I believe that it does select against all the other nodes as well. I
remember seeing a lot of DB traffic with Vertical and wondering why it
would need to select against the tables for the other subclasses.
The only fault I can see with Single Table is that it can cause
constraint difficulties when combined with Microsoft SQL Server due to
MSSQL's lack of deferred constraints. If you're not using MSSQL, then
I'm not going to get into the gory details.
I think Chuck's comment of "Vertical is the least efficient and the
least used hence has a higher probability of bugs." is spot-on. It
seemed like every time I turned around I was running into something
that was more tricky because of VI.
ST is kinda ugly in the DB, but at least if you do a query from
another application, you don't have to join a bunch of tables together
to get one record. If other things are going to _write_ to the DB,
then you will miss the DB not null enforcement, but that's a small
price to pay, if you ask me.
I've taken to adding awakeFromFetch calls to any entity that can be
written by other applications that will automatically write a default
value for any Entity that is read from the DB with nulls where they
shouldn't be.
Dave
I was and am using Microsoft SQL Server, so I also run into all kinds
of problems with constraints.
On May 7, 2008, at 4:46 PM, Robert Walker wrote:
Vertical or horizontal? With vertical this will still select on
the root, won't it?
That's actually a good question. It will have to select against the
root, obviously, to pick up those attributes, but I don't think it
then calls all the other siblings if you call against a leaf node,
but I could be wrong about that.
I think it has a similar performance hit as a one-to-many
relationship when accessing leaf node. But, if you call the root
node I thought it would then access the entire tree, which can be
really bad.
On May 7, 2008, at 4:27 PM, Chuck Hill wrote:
On May 7, 2008, at 1:14 PM, Robert Walker wrote:
Agreed,
The only time vertical inheritance makes sense if when you always
fetch against leaf nodes of the inheritance tree and only if the
inheritance tree is very shallow. Take that to mean one level deep
of inheritance with an abstract root entity that you never fetch
against.
Anything more complex than that I would recommend single-table.
My 2 cents.
Vertical or horizontal? With vertical this will still select on
the root, won't it?
Chuck
On May 7, 2008, at 3:54 PM, Chuck Hill wrote:
On May 7, 2008, at 12:48 PM, Florijan Stamenkovic wrote:
Hi all,
In the "[slightly OT] data modeling question" there is some talk
of drawbacks of inheritance, specifically of vertical
inheritance... Since I am currently contemplating implementing a
reasonably complex system, and have thought of using vertical
inheritance, this has got me worried. So, what's the deal???

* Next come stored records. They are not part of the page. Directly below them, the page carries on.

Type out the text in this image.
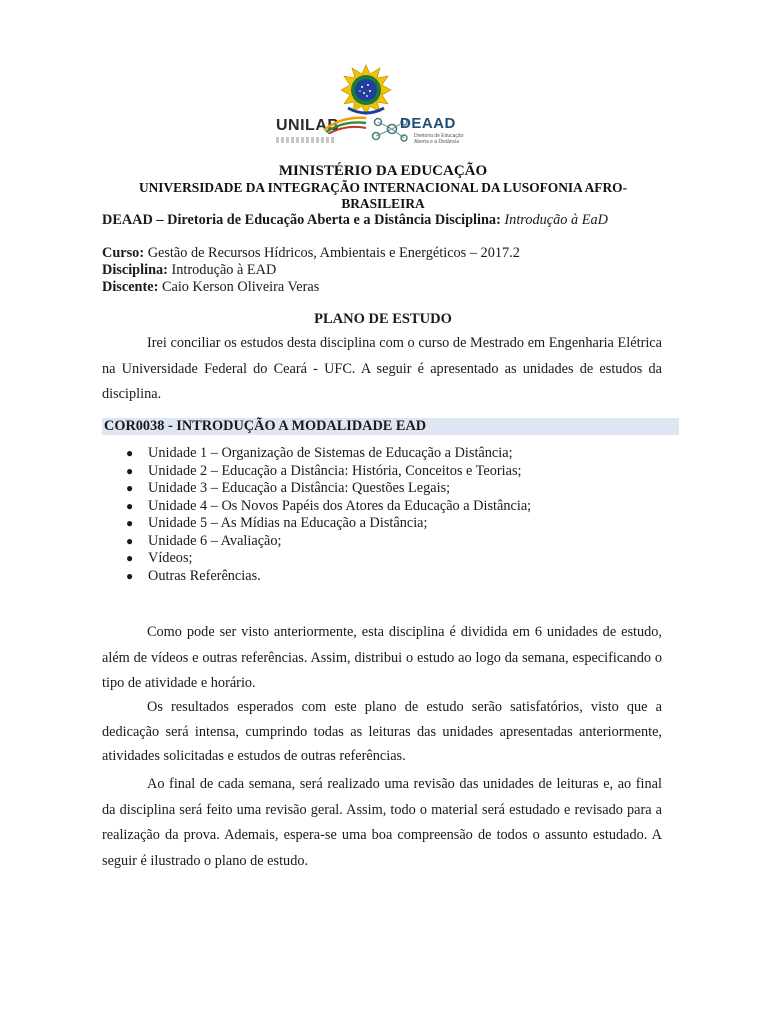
UNILAB	DEAAD
Diretoria de Educação
Aberta e a Distância
MINISTÉRIO DA EDUCAÇÃO
UNIVERSIDADE DA INTEGRAÇÃO INTERNACIONAL DA LUSOFONIA AFRO-
BRASILEIRA
DEAAD – Diretoria de Educação Aberta e a Distância Disciplina: Introdução à EaD
Curso: Gestão de Recursos Hídricos, Ambientais e Energéticos – 2017.2
Disciplina: Introdução à EAD
Discente: Caio Kerson Oliveira Veras
PLANO DE ESTUDO
Irei conciliar os estudos desta disciplina com o curso de Mestrado em Engenharia Elétrica na Universidade Federal do Ceará - UFC. A seguir é apresentado as unidades de estudos da disciplina.
COR0038 - INTRODUÇÃO A MODALIDADE EAD
● Unidade 1 – Organização de Sistemas de Educação a Distância;
● Unidade 2 – Educação a Distância: História, Conceitos e Teorias;
● Unidade 3 – Educação a Distância: Questões Legais;
● Unidade 4 – Os Novos Papéis dos Atores da Educação a Distância;
● Unidade 5 – As Mídias na Educação a Distância;
● Unidade 6 – Avaliação;
● Vídeos;
● Outras Referências.
Como pode ser visto anteriormente, esta disciplina é dividida em 6 unidades de estudo, além de vídeos e outras referências. Assim, distribui o estudo ao logo da semana, especificando o tipo de atividade e horário.
Os resultados esperados com este plano de estudo serão satisfatórios, visto que a dedicação será intensa, cumprindo todas as leituras das unidades apresentadas anteriormente, atividades solicitadas e estudos de outras referências.
Ao final de cada semana, será realizado uma revisão das unidades de leituras e, ao final da disciplina será feito uma revisão geral. Assim, todo o material será estudado e revisado para a realização da prova. Ademais, espera-se uma boa compreensão de todos o assunto estudado. A seguir é ilustrado o plano de estudo.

My situation: a structure of over 10 entities (15ish),
inheritance up to 4 levels in depth. The amount of records per
entity will be quite small (ranging from 5 - maybe 30), so I do
not worry about performance. Many operations will be defined on
the topmost entity. Relationships will almost always relate to
the topmost entity, which will be abstract. I might want to
define additional subentities in the future. Subentities will
have a sufficient amount of their own properties to discourage
me from single table inheritance. Horizontal might do, I do not
think I will be changing the existing structure once made.
I've never done inheritance till now. Am I going to commit
suicide over this?
You might want to check for suicide exclusions in your life
insurance policy. :-) David Avendasora was using Vertical with
JC. He stopped. Maybe he can provide some pointers. My advice
would be to ignore that "Subentities will have a sufficient
amount of their own properties" and use Single Table. Or,
failing that, Horizontal. Vertical is the least efficient and
the least used hence has a higher probability of bugs.